As far as endometrial cancer is concerned, adding another hormone, progestin, to the mix effectively eliminates the heightened risk. Hopes were high that progestin might do the same when it came to breast cancer. But a study from the University of Southern California, published in the Journal of the National Cancer Institute in January of this year, found the exact opposite: the combination of progestin and estrogen raises breast cancer risk above that of estrogen treatment alone. Bad news indeed.

    

Early this month, an advisory panel of the National Toxicology Program recommended that estrogens be added to the federal list of known carcinogens. This doesn’t mean that women should stop taking hormone replacements (or oral contraceptives, most of which also contain estrogens). For the average woman, it seems that the long-term benefits of hormone replacement slightly outweigh the risks: one Dutch study, published this year, suggests that a healthy fifty-five-year-old woman who takes hormone replacement therapy for ten years will prolong her ultimate life expectancy by one month.

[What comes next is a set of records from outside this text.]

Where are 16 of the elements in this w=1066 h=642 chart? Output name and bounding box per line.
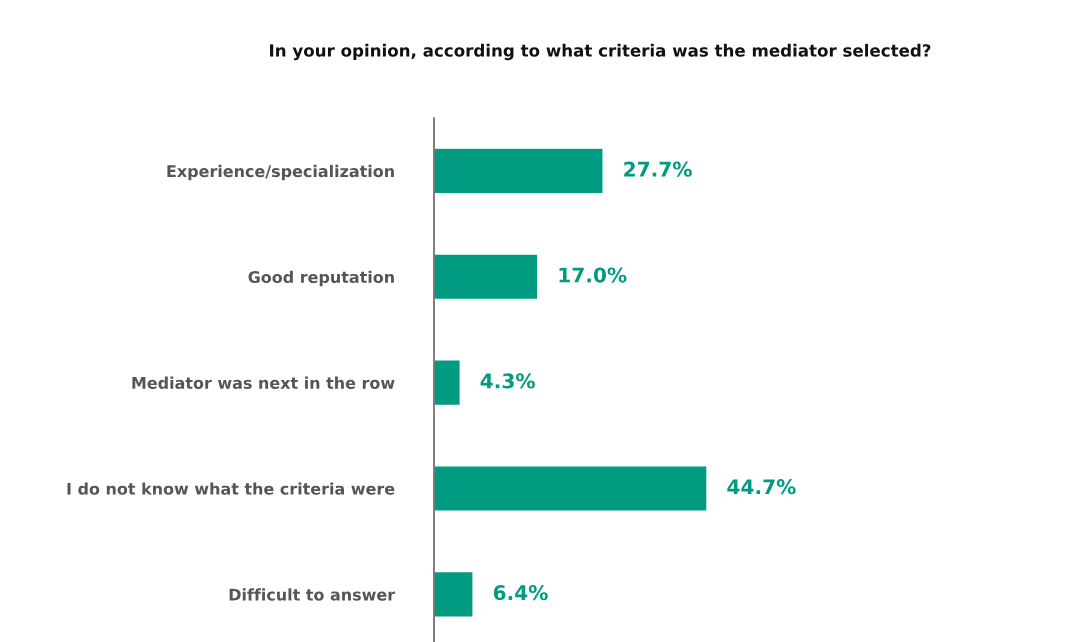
y-tick-label: Mediator was next in the row bbox=[132, 376, 395, 389]
y-tick-label: Good reputation bbox=[248, 270, 394, 287]
data-label: 44.7% bbox=[727, 479, 796, 495]
bar bbox=[434, 359, 461, 407]
bar bbox=[434, 570, 474, 618]
data-label: 4.3% bbox=[480, 373, 535, 389]
bar bbox=[434, 465, 707, 512]
y-tick-label: Difficult to answer bbox=[229, 588, 396, 601]
chart-title: In your opinion, according to what criteria was the mediator selected? bbox=[270, 43, 931, 61]
data-label: 17.0% bbox=[559, 267, 627, 283]
y-tick-label: I do not know what the criteria were bbox=[67, 482, 395, 495]
data-label: 6.4% bbox=[493, 584, 548, 601]
bar bbox=[434, 147, 604, 195]
bar bbox=[434, 253, 539, 301]
y-tick-label: Experience/specialization bbox=[167, 164, 394, 181]
data-label: 27.7% bbox=[624, 161, 692, 177]
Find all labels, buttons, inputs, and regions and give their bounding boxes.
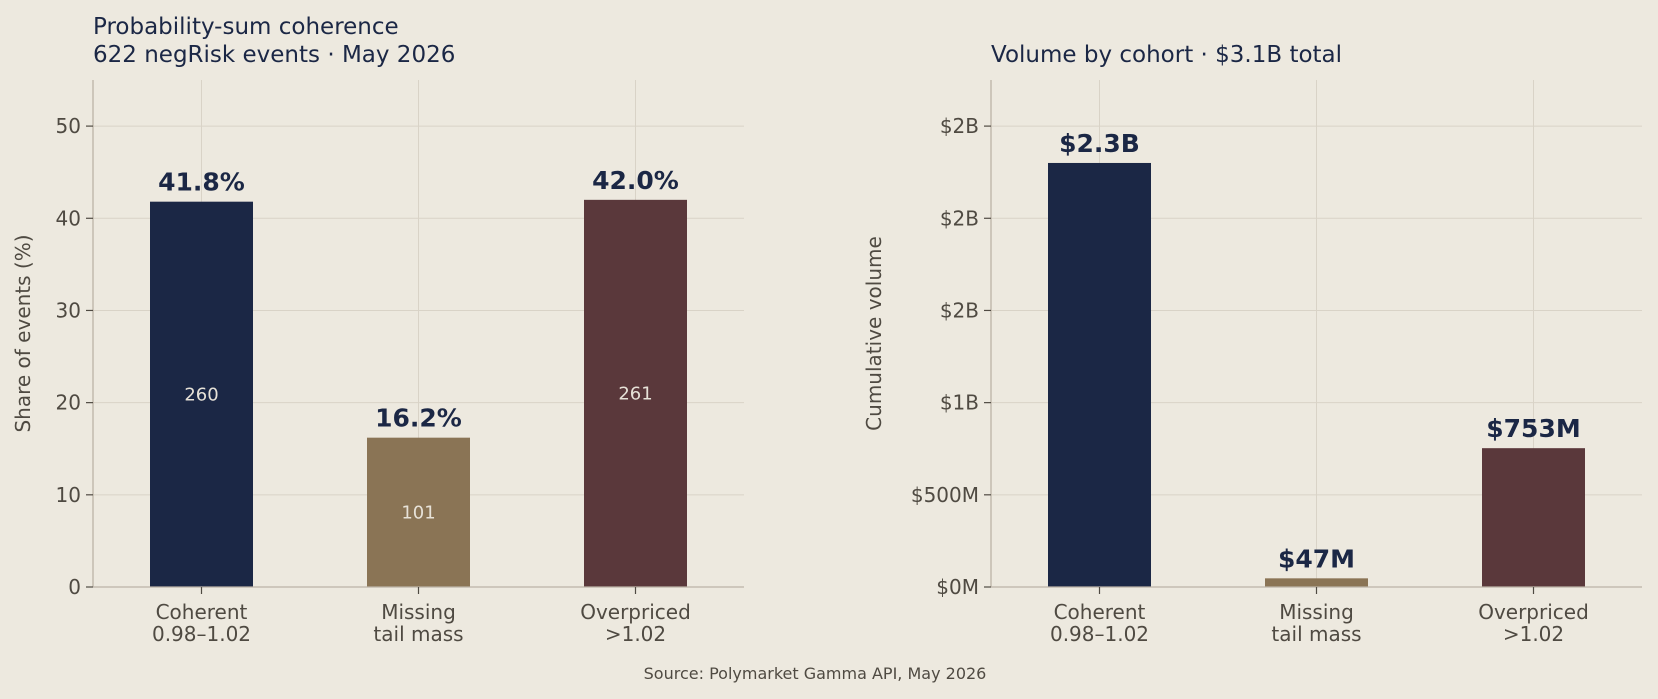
bar-overpriced	[584, 199, 687, 587]
x-tick-label: Missing	[1279, 600, 1354, 624]
y-tick-label: $1B	[940, 391, 979, 415]
x-tick-label: >1.02	[605, 622, 666, 646]
x-tick-label: tail mass	[1271, 622, 1361, 646]
y-tick-label: 10	[56, 483, 81, 507]
data-label: $753M	[1486, 414, 1580, 443]
x-tick-label: Missing	[381, 600, 456, 624]
data-label: $2.3B	[1059, 129, 1140, 158]
data-label: 41.8%	[158, 168, 245, 197]
count-label: 101	[401, 502, 435, 523]
bar-missing	[367, 437, 470, 587]
data-label: 42.0%	[592, 166, 679, 195]
y-tick-label: 30	[56, 298, 81, 322]
source-note: Source: Polymarket Gamma API, May 2026	[644, 664, 987, 683]
data-label: 16.2%	[375, 404, 462, 433]
y-tick-label: 50	[56, 114, 81, 138]
bar-missing	[1265, 578, 1368, 587]
x-tick-label: Overpriced	[1478, 600, 1589, 624]
data-label: $47M	[1278, 544, 1355, 573]
count-label: 261	[618, 383, 652, 404]
y-tick-label: $2B	[940, 206, 979, 230]
x-tick-label: tail mass	[373, 622, 463, 646]
bar-coherent	[1048, 162, 1151, 588]
y-tick-label: $0M	[936, 575, 979, 599]
x-tick-label: 0.98–1.02	[1050, 622, 1149, 646]
bar-coherent	[150, 201, 253, 587]
x-tick-label: Overpriced	[580, 600, 691, 624]
y-tick-label: 20	[56, 391, 81, 415]
y-tick-label: 40	[56, 206, 81, 230]
chart-title: Probability-sum coherence	[93, 14, 399, 40]
y-tick-label: $2B	[940, 298, 979, 322]
y-tick-label: $500M	[911, 483, 979, 507]
bar-overpriced	[1482, 448, 1585, 587]
x-tick-label: >1.02	[1503, 622, 1564, 646]
y-axis-label: Share of events (%)	[11, 234, 35, 432]
y-tick-label: $2B	[940, 114, 979, 138]
x-tick-label: Coherent	[156, 600, 248, 624]
chart-subtitle: Volume by cohort · $3.1B total	[991, 42, 1342, 68]
y-axis-label: Cumulative volume	[862, 236, 886, 431]
x-tick-label: Coherent	[1054, 600, 1146, 624]
count-label: 260	[184, 384, 218, 405]
y-tick-label: 0	[68, 575, 81, 599]
chart-subtitle: 622 negRisk events · May 2026	[93, 42, 455, 68]
x-tick-label: 0.98–1.02	[152, 622, 251, 646]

Still, women who are at increased risk of breast cancer (having a first-degree relative with the disease, for example) should discuss the potential risks and benefits with their doctors before making a decision about treatment.

    

Now for the good news: another recent announcement also came from a federal advisory panel, this time from a group that recommends drug approvals to the Food and Drug Administration. The panel recommended that the drug letrozole (trade name Femara) should be approved as a first-line treatment for advanced (recurrent or metastatic) breast cancer.

    

It’s long been known that many breast cancers require the presence of estrogens for their growth — just like breast tissue itself. One of the mainstays of chemical therapy for these tumors has been a class of drugs that block the action of estrogens on the tumor cells. Those drugs — tamoxifen is a widely-used example — bind to the estrogen receptors (the molecules that recognize estrogens) in the tumor cells and effectively blind them to the presence of the hormones.

    

Femara takes a different approach. It’s part of a relatively new class of drugs that block the activity of the enzyme aromatase in the ovaries and adrenal glands — thus preventing the synthesis of estrogens in the first place. Femara and another “aromatase inhibitor,” Arimidex, had until recently been approved only as second-line drugs, for use when treatments such as tamoxifen fail. Then Arimidex was upgraded to a first-line drug after a study showed that it was as effective as tamoxifen. This November, the results of two studies comparing Femara and tamoxifen were announced: in both reports, Femara prevented progression of the disease for significantly longer than tamoxifen (forty-one versus twenty-six weeks in one study). The FDA committee jumped to recommend promotion of the drug to first-line status.

    

Unfortunately, none of these treatments is a miracle cure: even with Femara, median survival is only about two years. All too often, breast cancer cells lose their estrogen receptors as the disease progresses, so drugs stop working and cells multiply unhindered. (Though they may still be responsive to regular chemotherapy, which simply targets any dividing cell.)

    

It’s only the beginning for such research. This column is titled the Science of Sex, but despite the racy sound, that category means so much more than spying on people’s bedrooms. Since the first estrogen was isolated in 1929, sex hormone research has improved the lives of millions of people, particularly women. All the signs are that new, more selective drugs will soon be available, drugs that will offer greater benefits with fewer risks — and better prospects for women as they age.